To supplement this image, check out this article "The Sanctuary and Holy Vessels in Samaritan Art" by James Purvis that provides more comprehensive information, although in a written form.
Here is the short excerpt with the most interesting facts:
"Firstly, some Samaritan representations of the vessels-what they were, how they looked-differ from traditional Jewish views. I note as one example the following case: Jacob ben Aaron depicts two pairs of double-handled vases or pots, labeled mizraq and mazleg, showing one pair on each side of the altar. These vessels are mentioned in Exodus 38:3 as among a category of implements belonging to the altar, but are usually translated "basins and forks": He made all the utensils of the altar, the pots, the shovels, the basins, the forks, and the firepans; all its utensils he made of bronze (NRSV).The mizraq is mentioned frequently in biblical Hebrew as a bowl or basin. But the mazleg (or mizlagah) is usually identified as a fork or fleshhook, (as, for example, 1 Sam 2:13-14, where a three-pronged fork appears to be indicated).Some Samaritan depictions are in agreement with Jewish traditions. For example, as previously noted, the Rev. Samuel Manning published in the late nineteenth century a pen-sketch of the drawing of the tabernacle and vessels depicted on the metal Torah case of the Abisha scroll. In his comments, Manning noted that the location of the door to the tent of meeting, on the right-hand side rather than in the center, was "as the Talmud describes it", and that the peculiar shape of the curved or bent trumpet, "may throw some light upon a question much debated amongst students of the Talmud".Scholars are often hopeful that new information will resolve or clarify old problems. Whether this might be the case with the Samaritan drawings of the vessels remains to be seen. I do note, however, the following Samaritan depictions, which may be compared positively with some ancient Jewish traditions.
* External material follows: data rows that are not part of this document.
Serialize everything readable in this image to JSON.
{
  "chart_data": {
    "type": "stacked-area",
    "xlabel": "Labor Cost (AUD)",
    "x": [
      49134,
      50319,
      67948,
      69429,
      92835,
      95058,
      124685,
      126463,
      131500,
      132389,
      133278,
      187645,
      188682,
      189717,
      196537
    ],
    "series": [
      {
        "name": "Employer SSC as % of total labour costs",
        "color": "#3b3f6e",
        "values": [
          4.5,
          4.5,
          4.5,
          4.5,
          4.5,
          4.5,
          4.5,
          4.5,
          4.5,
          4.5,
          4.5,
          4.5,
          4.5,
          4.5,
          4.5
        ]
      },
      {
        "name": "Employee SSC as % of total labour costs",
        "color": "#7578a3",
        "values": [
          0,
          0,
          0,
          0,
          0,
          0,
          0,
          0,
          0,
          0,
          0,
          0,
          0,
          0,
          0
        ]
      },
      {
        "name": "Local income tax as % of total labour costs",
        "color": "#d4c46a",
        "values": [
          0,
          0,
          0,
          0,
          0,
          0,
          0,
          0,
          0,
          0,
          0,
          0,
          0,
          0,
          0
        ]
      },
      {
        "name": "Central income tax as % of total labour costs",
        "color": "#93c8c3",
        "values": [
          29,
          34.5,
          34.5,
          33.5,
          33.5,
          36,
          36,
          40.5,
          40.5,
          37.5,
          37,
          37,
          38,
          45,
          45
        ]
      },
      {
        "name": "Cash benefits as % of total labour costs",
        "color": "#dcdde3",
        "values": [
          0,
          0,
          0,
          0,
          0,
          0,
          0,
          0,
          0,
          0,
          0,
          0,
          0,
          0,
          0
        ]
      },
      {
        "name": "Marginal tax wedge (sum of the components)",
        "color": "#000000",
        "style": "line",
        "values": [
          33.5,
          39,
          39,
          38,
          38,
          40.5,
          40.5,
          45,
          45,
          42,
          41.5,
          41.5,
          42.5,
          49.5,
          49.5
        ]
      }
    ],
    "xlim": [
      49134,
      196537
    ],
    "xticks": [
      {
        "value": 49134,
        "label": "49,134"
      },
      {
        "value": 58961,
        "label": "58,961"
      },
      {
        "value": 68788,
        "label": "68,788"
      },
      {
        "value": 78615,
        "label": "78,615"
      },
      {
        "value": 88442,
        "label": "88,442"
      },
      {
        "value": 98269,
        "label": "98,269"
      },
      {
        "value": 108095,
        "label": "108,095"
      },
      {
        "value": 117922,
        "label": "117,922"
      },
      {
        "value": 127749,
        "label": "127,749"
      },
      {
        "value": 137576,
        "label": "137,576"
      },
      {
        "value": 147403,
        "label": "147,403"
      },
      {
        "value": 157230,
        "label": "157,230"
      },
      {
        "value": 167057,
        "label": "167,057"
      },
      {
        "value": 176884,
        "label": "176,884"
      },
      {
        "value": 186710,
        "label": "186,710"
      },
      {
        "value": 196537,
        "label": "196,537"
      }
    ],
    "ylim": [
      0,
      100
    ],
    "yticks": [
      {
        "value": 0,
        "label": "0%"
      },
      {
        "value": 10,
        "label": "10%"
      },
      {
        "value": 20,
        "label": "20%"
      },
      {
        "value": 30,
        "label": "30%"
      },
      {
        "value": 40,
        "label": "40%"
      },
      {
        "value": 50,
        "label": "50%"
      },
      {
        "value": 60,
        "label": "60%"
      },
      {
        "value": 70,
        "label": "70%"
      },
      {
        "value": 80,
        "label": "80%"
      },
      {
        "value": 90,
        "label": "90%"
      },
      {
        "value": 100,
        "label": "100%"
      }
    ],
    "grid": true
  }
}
The Base of the Altar. At the base of the altar is a rounded mound identified in Jacob ben Aaron's drawing as 'aphar, "dust". This may imply that the altar rested on a mound of dirt, or it may allude to the ashes which had accumulated there. Here it is worth considering a statement which appears in Josephus' description of the altar (Antiquities III 149): "The ground was in fact the receptacle for all burning fuel that fell from the brazier, the base not extending beneath the whole of its surface".The Priest's Vestment. The vestment is shown with sleeves in Jacob ben Uzzi's drawing. It is my opinion that the stylized depiction in Jacob ben Aaron's drawings also contains sleeves. (A similar depiction is found in the older, seventh century drawing.) Interestingly, sleeves are not mentioned in the description of the priestly garments in Exodus 28:14, but they are in Josephus (Antiquities m 162).The Containers on the Table of Showbread. The variety of types of containers on the table in the Samaritan drawings suggests that not all were regarded as having been used for the same purpose, for bread. One may compare here the tradition preserved in Josephus (Antiquities III 143, 256), that two golden cups filled with frankincense were placed on the table above the bread. Two small cups appear also on the table of showbread depicted on the Arch of Titus."